Ao cimo da rua onde vivo existe uma casa emparedada, onde me recordo ter funcionado uma padaria. Há uns tempos alguém pintou, e muito bem, uns corações vermelhos no cimento que tapa as janelas. Talvez sejam um comentário cínico à quantidade de habitações devolutas aqui na zona, ou porventura uma observação sobre número de likes e de outros coraçõezinhos digitais conquistados pela exploração pornográfica do abandono. Ou, uma ideia radical: talvez apenas sejam corações vermelhos e bonitos.

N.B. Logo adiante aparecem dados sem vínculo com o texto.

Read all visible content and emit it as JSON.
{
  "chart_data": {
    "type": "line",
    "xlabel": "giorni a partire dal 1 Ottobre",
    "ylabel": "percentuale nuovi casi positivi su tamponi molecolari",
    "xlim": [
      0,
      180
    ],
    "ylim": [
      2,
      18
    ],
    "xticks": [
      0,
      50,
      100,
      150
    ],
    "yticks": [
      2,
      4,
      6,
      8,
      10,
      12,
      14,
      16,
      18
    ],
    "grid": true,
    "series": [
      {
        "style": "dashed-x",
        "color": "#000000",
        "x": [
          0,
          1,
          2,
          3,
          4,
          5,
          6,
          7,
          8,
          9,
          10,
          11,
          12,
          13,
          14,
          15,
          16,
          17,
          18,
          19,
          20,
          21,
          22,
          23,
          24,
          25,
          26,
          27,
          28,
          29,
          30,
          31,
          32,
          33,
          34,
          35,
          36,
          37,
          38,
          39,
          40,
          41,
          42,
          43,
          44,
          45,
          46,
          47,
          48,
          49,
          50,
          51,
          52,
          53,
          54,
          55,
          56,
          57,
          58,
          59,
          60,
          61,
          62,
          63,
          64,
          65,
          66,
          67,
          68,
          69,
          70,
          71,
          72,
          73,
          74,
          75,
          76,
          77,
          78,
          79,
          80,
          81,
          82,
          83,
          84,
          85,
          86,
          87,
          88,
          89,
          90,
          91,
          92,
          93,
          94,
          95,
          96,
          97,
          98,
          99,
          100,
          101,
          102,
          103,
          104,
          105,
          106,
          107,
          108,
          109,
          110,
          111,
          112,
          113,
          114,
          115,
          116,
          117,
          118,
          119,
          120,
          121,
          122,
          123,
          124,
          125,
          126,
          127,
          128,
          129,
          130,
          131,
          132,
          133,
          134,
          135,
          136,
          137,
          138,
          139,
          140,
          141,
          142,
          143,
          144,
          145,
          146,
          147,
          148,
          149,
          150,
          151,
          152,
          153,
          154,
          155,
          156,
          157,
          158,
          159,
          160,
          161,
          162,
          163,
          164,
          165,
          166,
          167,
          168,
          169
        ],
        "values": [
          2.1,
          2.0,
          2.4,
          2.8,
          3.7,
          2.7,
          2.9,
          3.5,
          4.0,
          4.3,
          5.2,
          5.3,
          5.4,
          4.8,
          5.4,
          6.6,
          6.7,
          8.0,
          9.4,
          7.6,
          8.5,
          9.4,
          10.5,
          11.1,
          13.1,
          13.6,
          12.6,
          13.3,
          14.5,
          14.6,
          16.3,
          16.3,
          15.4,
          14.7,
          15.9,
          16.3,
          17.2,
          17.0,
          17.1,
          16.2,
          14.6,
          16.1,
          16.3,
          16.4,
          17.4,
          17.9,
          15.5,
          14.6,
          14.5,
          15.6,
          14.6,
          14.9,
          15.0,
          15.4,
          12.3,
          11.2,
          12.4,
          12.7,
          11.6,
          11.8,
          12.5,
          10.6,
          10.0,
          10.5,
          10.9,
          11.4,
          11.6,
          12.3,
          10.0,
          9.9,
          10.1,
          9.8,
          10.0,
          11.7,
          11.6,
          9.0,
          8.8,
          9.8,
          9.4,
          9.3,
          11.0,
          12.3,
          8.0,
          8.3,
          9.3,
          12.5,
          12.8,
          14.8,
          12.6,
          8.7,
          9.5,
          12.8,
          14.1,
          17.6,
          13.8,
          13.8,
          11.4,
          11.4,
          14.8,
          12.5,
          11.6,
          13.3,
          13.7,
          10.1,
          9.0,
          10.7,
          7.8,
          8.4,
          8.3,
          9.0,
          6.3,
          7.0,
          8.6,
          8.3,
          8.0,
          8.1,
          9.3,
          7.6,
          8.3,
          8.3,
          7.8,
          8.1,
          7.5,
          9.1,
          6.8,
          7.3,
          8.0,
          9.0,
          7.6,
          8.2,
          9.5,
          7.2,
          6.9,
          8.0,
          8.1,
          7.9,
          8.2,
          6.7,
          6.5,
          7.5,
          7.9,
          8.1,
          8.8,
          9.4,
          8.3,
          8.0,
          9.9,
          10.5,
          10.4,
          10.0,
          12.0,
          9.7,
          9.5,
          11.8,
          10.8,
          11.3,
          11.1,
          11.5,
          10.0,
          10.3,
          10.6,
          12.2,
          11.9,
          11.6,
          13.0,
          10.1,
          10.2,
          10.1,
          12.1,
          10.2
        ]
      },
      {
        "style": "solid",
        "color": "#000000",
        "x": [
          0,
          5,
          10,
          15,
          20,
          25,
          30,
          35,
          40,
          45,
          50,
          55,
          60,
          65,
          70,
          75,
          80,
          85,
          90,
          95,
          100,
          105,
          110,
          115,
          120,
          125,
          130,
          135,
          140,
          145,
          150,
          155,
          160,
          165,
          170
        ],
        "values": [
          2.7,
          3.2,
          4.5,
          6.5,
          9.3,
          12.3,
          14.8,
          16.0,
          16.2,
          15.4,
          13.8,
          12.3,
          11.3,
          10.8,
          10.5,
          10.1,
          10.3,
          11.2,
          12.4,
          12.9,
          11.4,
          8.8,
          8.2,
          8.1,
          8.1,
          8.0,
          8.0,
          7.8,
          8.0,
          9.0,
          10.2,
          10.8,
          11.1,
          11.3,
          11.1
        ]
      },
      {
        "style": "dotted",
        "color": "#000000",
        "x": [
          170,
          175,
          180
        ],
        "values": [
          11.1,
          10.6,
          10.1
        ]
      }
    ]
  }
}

Sendo sensível à estética do abandono da pedra, do tijolo, do cimento e da telha (e quiçá com um lascivo vislumbre de azulejo), o que faz de mim um desses pornógrafos do abandono urbano, fotografei os tais stencils. Hoje já não o faria, pois julgo que estou muito perto do meu limite para o fetichismo da ruína: por um lado aborrecido, por outro mais sensível à mensagem que este passa: “Venha fazer um tour à Detroit da Europa! Depois de anoitecer pode provar as melhores torradas, bifanas e palmiéres do mundo em cafés gourmet onde raramente vou porque as pessoas com quem me encontraria lá tiveram que emigrar!”, & etc.

Seja como for, às 12:32 do dia 8 de Março de 2014 não tinha estas ideias presentes. Foi esse o momento em que tirei a seguinte foto, utilizando o VSCO Cam porque no que toca a software de telemóvel sou claramente um hipster.

coracoezinhos

Como tenho as minhas aplicações e redes sociais interligadas através de uma complexa pichelaria, devo ter recebido a esperada meia-dúzia de coraçõezinhos no Instagram e de polegarzinhos erectos no Facebook. Esqueci a foto, ainda que continue a passar junto dos corações stencil quase diariamente.

Até ontem, Dia dos Namorados. A meio da tarde o meu telemóvel começa a receber toda uma torrente de amor na forma de notificações incessantes e que rapidamente começam a levar a bateria à exaustão. A foto que eu havia esquecido fora escolhida como ilustração de S. Valentim por alguém no marketing da VSCO Cam e um link para a minha conta no Instagram seria a minha única remuneração. Foram-me enviados dezenas e depois centenas de coraçõezinhos anónimos.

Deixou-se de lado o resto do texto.